Imaginons que dans notre assemblée arrive en même temps un homme au vêtement rutilant et un pauvre au vêtement sale… Et bien cher-e-s ami-e-s, ne faisons pas dans l’angélisme: il est évident que nous accorderions plus de considération à celui qui « présente bien », comme on dit chez nous. J’accueille avec le sourire le monsieur bien cravaté; mon visage se ferme alors qu’arrive le punk clouté et tatoué. Impossible de faire autrement: je ne peux pas ne pas avoir de première impression. Je ne peux pas m’empêcher de préjuger.

Le problème, c’est que trop souvent je me fie à ces préjugés. Je les crois vrais. J’aime être impressionné. C’est ce qui me fait dire que si vous êtes très content d’entendre Nicolas ce matin, vous auriez été d’autant plus impressionnés si une personnalité avait pris ma place: le pape François, frère Aloys de Taizé, Donald Trump ou le président du Conseil synodal. Parce que ces personnes sont des célébrités, ont des réputations. Et que si elles entraient dans cette abbatiale maintenant, tous les souffles seraient coupés, tout le monde serait attentif. Leur prestige impressionne et donne du poids à leur parole. Nous avons d’ailleurs bien entendu la longue liste des salutations et des courbettes adressées aux notables lors du dernier culte de consécration.

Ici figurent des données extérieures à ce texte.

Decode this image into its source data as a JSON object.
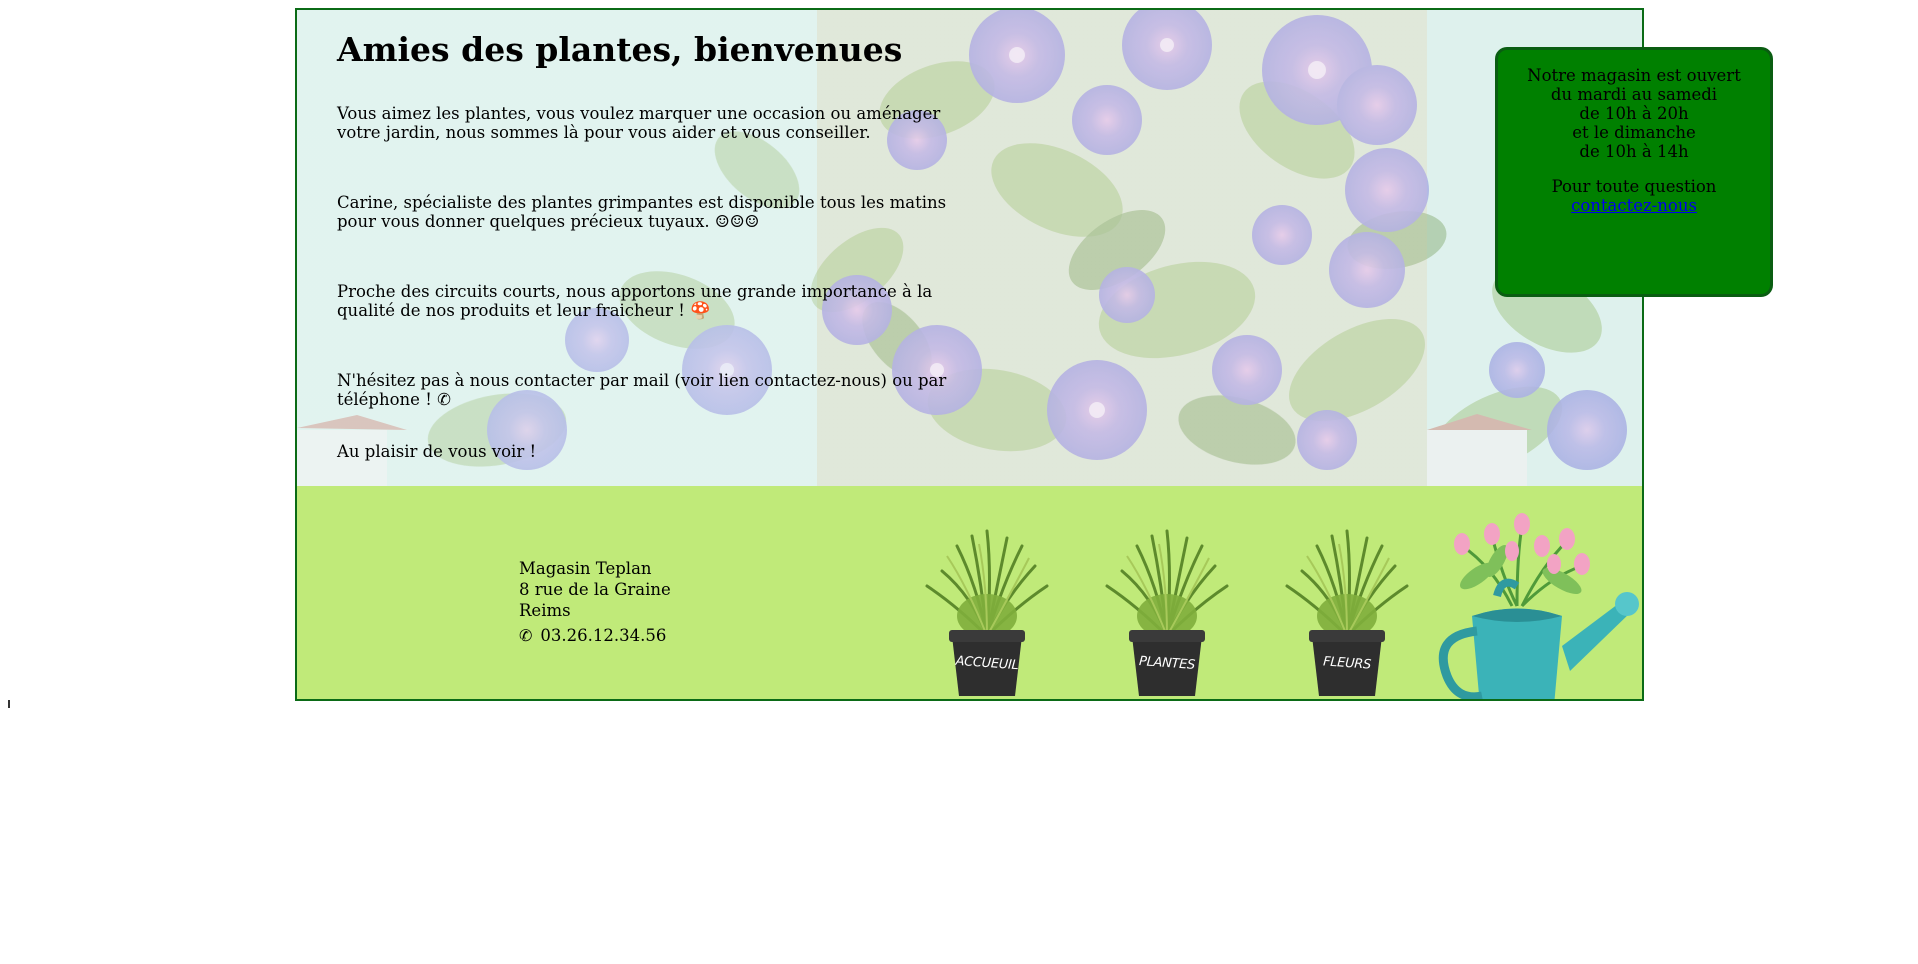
{
  "hero": {
    "title": "Amies des plantes, bienvenues",
    "paragraphs": [
      "Vous aimez les plantes, vous voulez marquer une occasion ou aménager votre jardin, nous sommes là pour vous aider et vous conseiller.",
      "Carine, spécialiste des plantes grimpantes est disponible tous les matins pour vous donner quelques précieux tuyaux. ☺☺☺",
      "Proche des circuits courts, nous apportons une grande importance à la qualité de nos produits et leur fraicheur ! 🍄",
      "N'hésitez pas à nous contacter par mail (voir lien contactez-nous) ou par téléphone ! ✆",
      "Au plaisir de vous voir !"
    ],
    "background_image": "morning-glory-flowers"
  },
  "hours": {
    "lines": [
      "Notre magasin est ouvert",
      "du mardi au samedi",
      "de 10h à 20h",
      "et le dimanche",
      "de 10h à 14h"
    ],
    "contact_prefix": "Pour toute question ",
    "contact_link": "contactez-nous"
  },
  "footer": {
    "address": {
      "name": "Magasin Teplan",
      "street": "8 rue de la Graine",
      "city": "Reims",
      "phone_icon": "phone-icon",
      "phone": "03.26.12.34.56"
    },
    "nav": [
      {
        "label": "ACCUEUIL",
        "icon": "plant-pot-icon"
      },
      {
        "label": "PLANTES",
        "icon": "plant-pot-icon"
      },
      {
        "label": "FLEURS",
        "icon": "plant-pot-icon"
      }
    ],
    "decoration": "watering-can-tulips"
  },
  "colors": {
    "frame_border": "#0b6b16",
    "footer_bg": "#c0ea79",
    "hours_bg": "#008000",
    "link": "#0000ee"
  }
}
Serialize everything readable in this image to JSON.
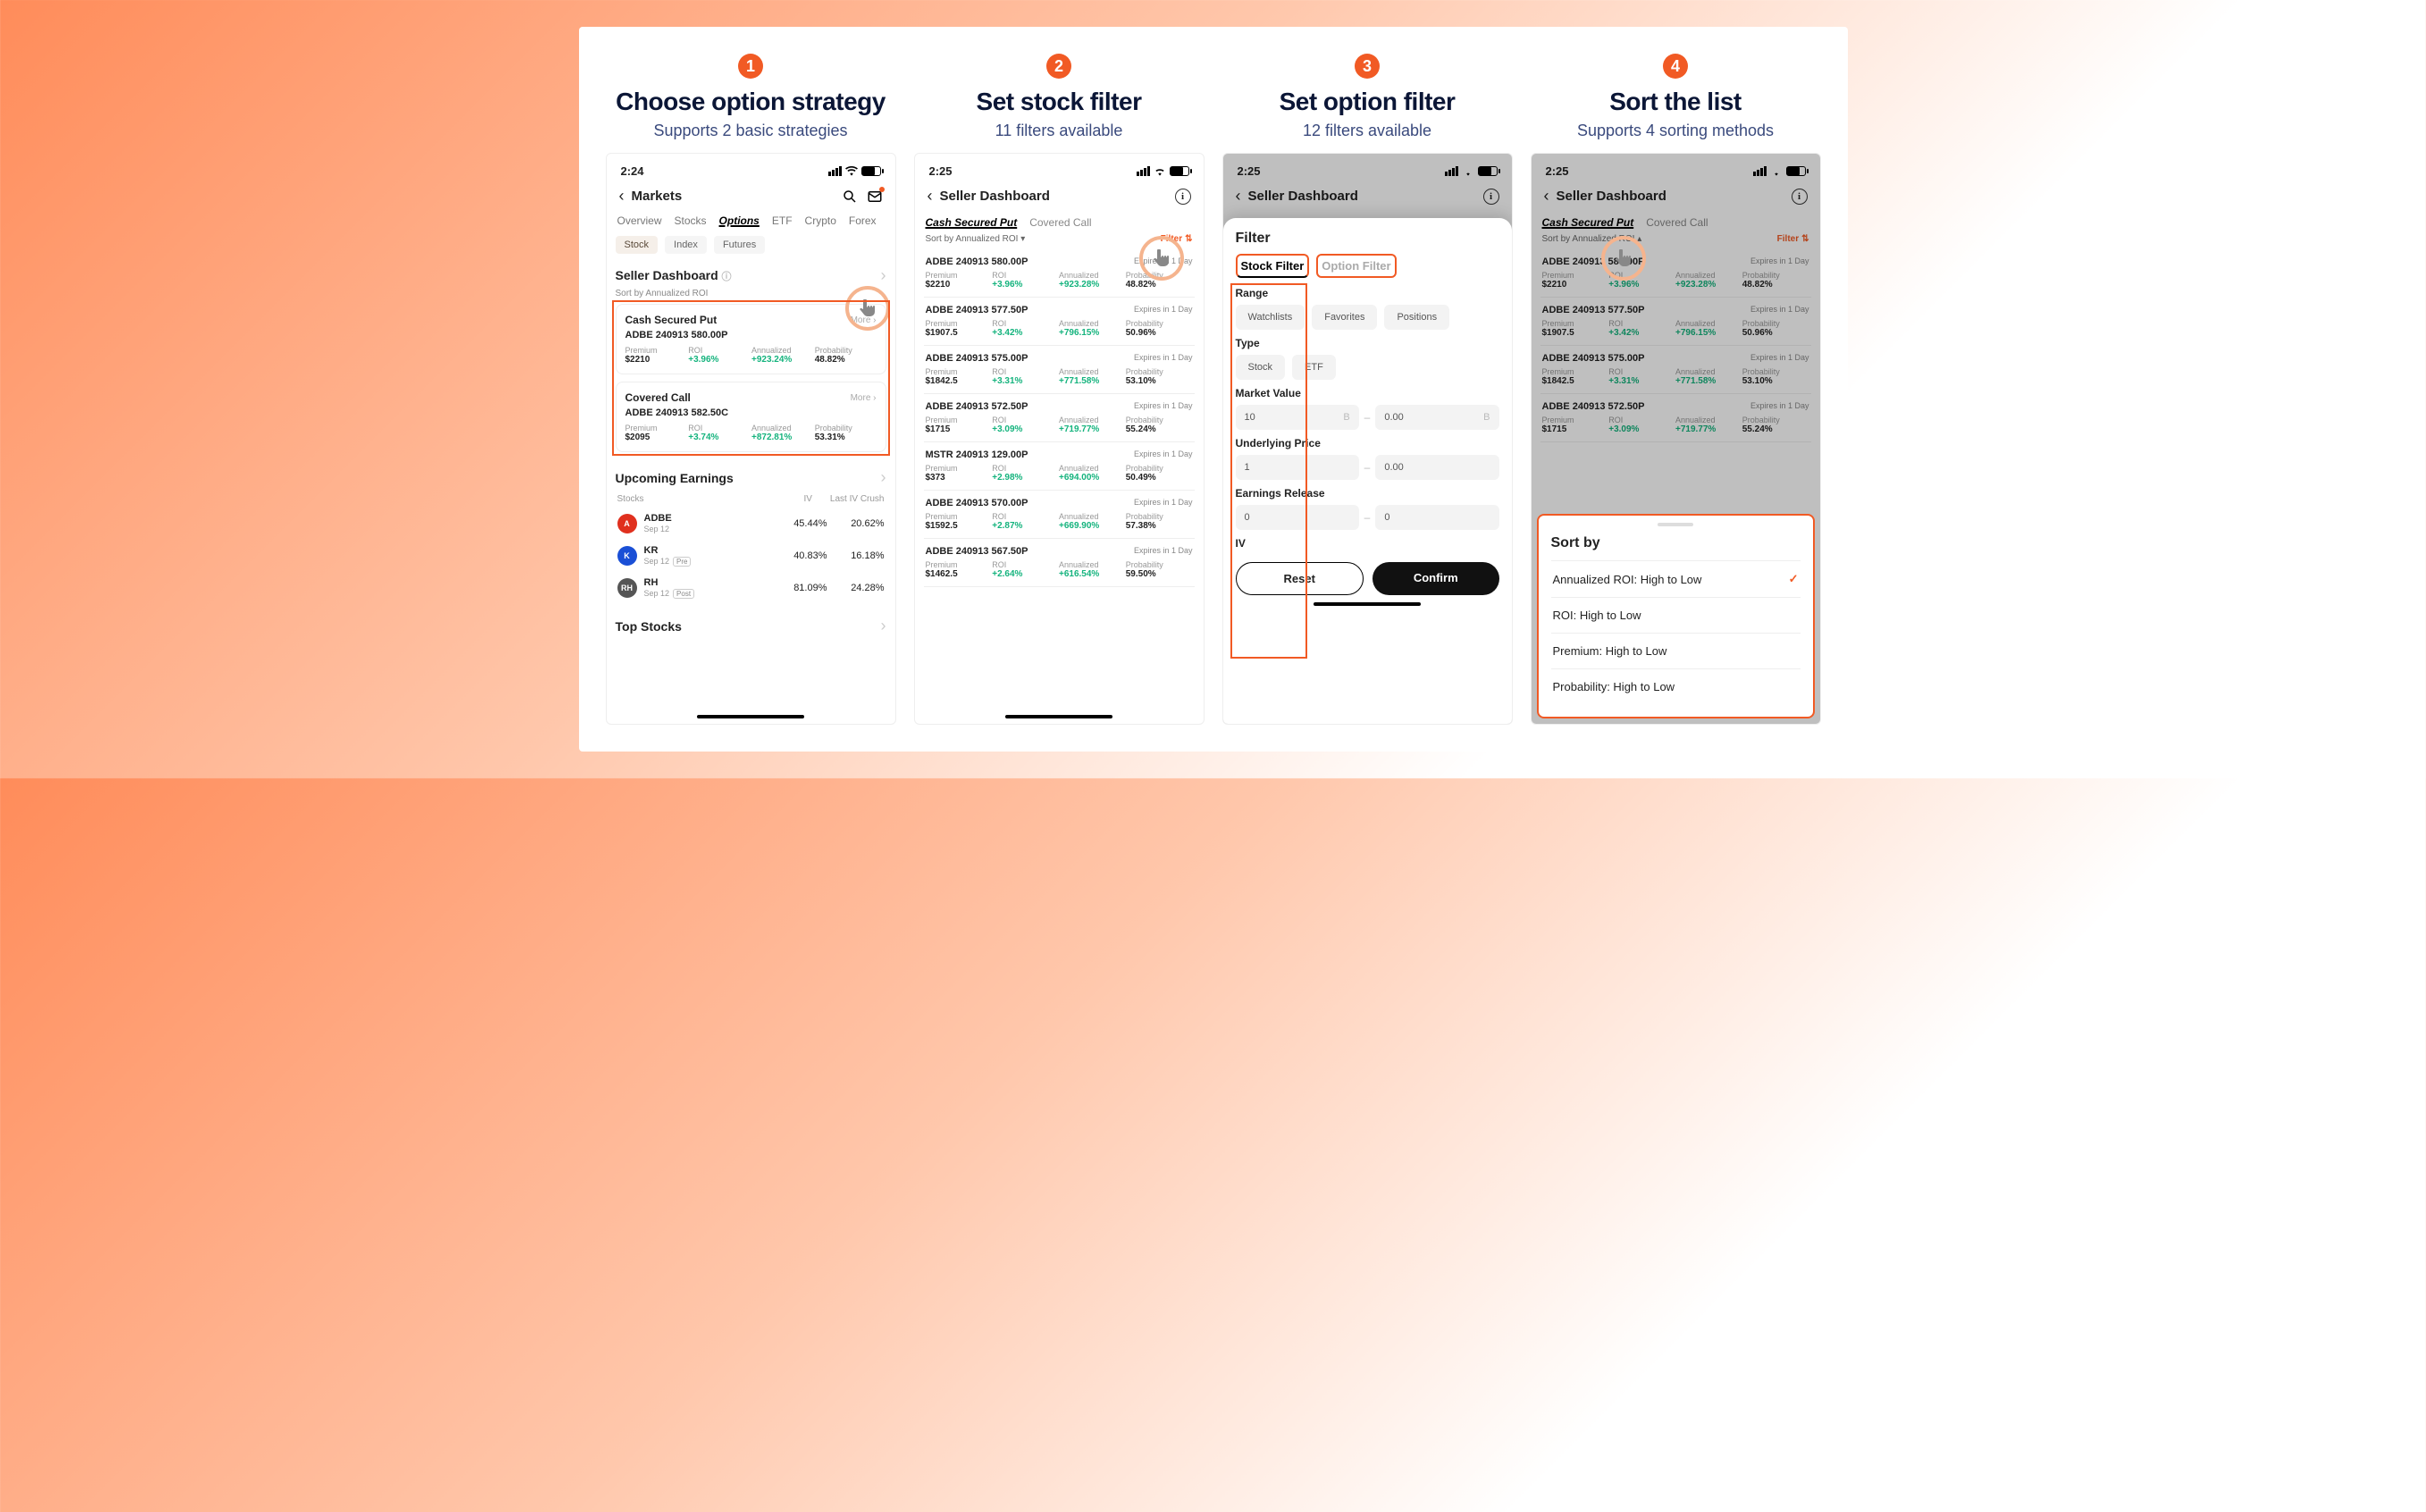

Le problème n’est pas nouveau. Jacques l’évoque. Mais les deux autres lectures de ce matin aussi: Jésus qui s’éloigne de la foule pour pouvoir prendre soin du sourd-muet, comme s’il avait besoin de prendre ses distances avec ce que les gens pensent et disent; Ésaïe qui rappelle à ses lecteurs que le désert, la soif, la dureté de certains passages de vie ne sont pas le tout, et qu’il y a quelque chose à voir, à entendre au coeur de l’affolement, quelque chose qui peut amener un peu d’eau là où règne la soif, un peu de joie là où règne la tristesse et l’amertume, un peu d’espérance là où règne le découragement.

Changer de regard. C’est là le travail auquel je suis appelé. Changer de regard pour agir autrement… à moins que ce ne soit agir autrement pour changer de regard? En effet, Jacques dira un peu plus loin: « Prenez soin, des pauvres, de celles et ceux qui ont besoin d’aide. » Jésus prendra le temps d’une relation particulière, face à face, loin des foules, avec le sourd-muet. Ésaïe invite à parler à celles et ceux qui s’affolent: les consoler, les réconforter, les encourager – pour que de l’eau surgisse au coeur du désert. Y compris en osant des mots pas politiquement corrects comme « vengeance » ou « revanche », parce que c’est parfois cela dont on a soif quand on souffre.

Je peux changer mon regard. Et le meilleur moyen de le faire, c’est de prendre soin, concrètement. S’approcher de l’autre. Chercher à le comprendre. L’écouter. Même dans ses désirs de vengeance. Prendre le temps. Loin des foules et de leurs a priori. Oser la rencontre. Lutter contre tout ce qui nous fait préférer certain-e-s, non pas pour qui ils sont en vérité, mais à cause de l’impression qu’ils font.

Celles et ceux qui auront aimé Dieu, dit Jacques, sont celles et ceux qui héritent du Royaume de Dieu. Aimer. Dieu. Son prochain. Soi-même aussi. Aimer, cela permet de goûter ce qu’est le Royaume de Dieu. Cela permet de changer de regard. Et cela commence par des gestes concrets. Prendre soin. Porter attention.

Je ne peux pas faire autrement qu’avoir une première impression quand je rencontre quelqu’un. Et d’être impressionné si cette personne est riche, célèbre, qu’elle présente bien, parle bien, est intelligente, séduisante, et j’en passe. Je ne peux pas ne pas ressentir, ne pas me faire d’idées. La prise que j’ai, elle est sur ce que je vais faire de mes impressions.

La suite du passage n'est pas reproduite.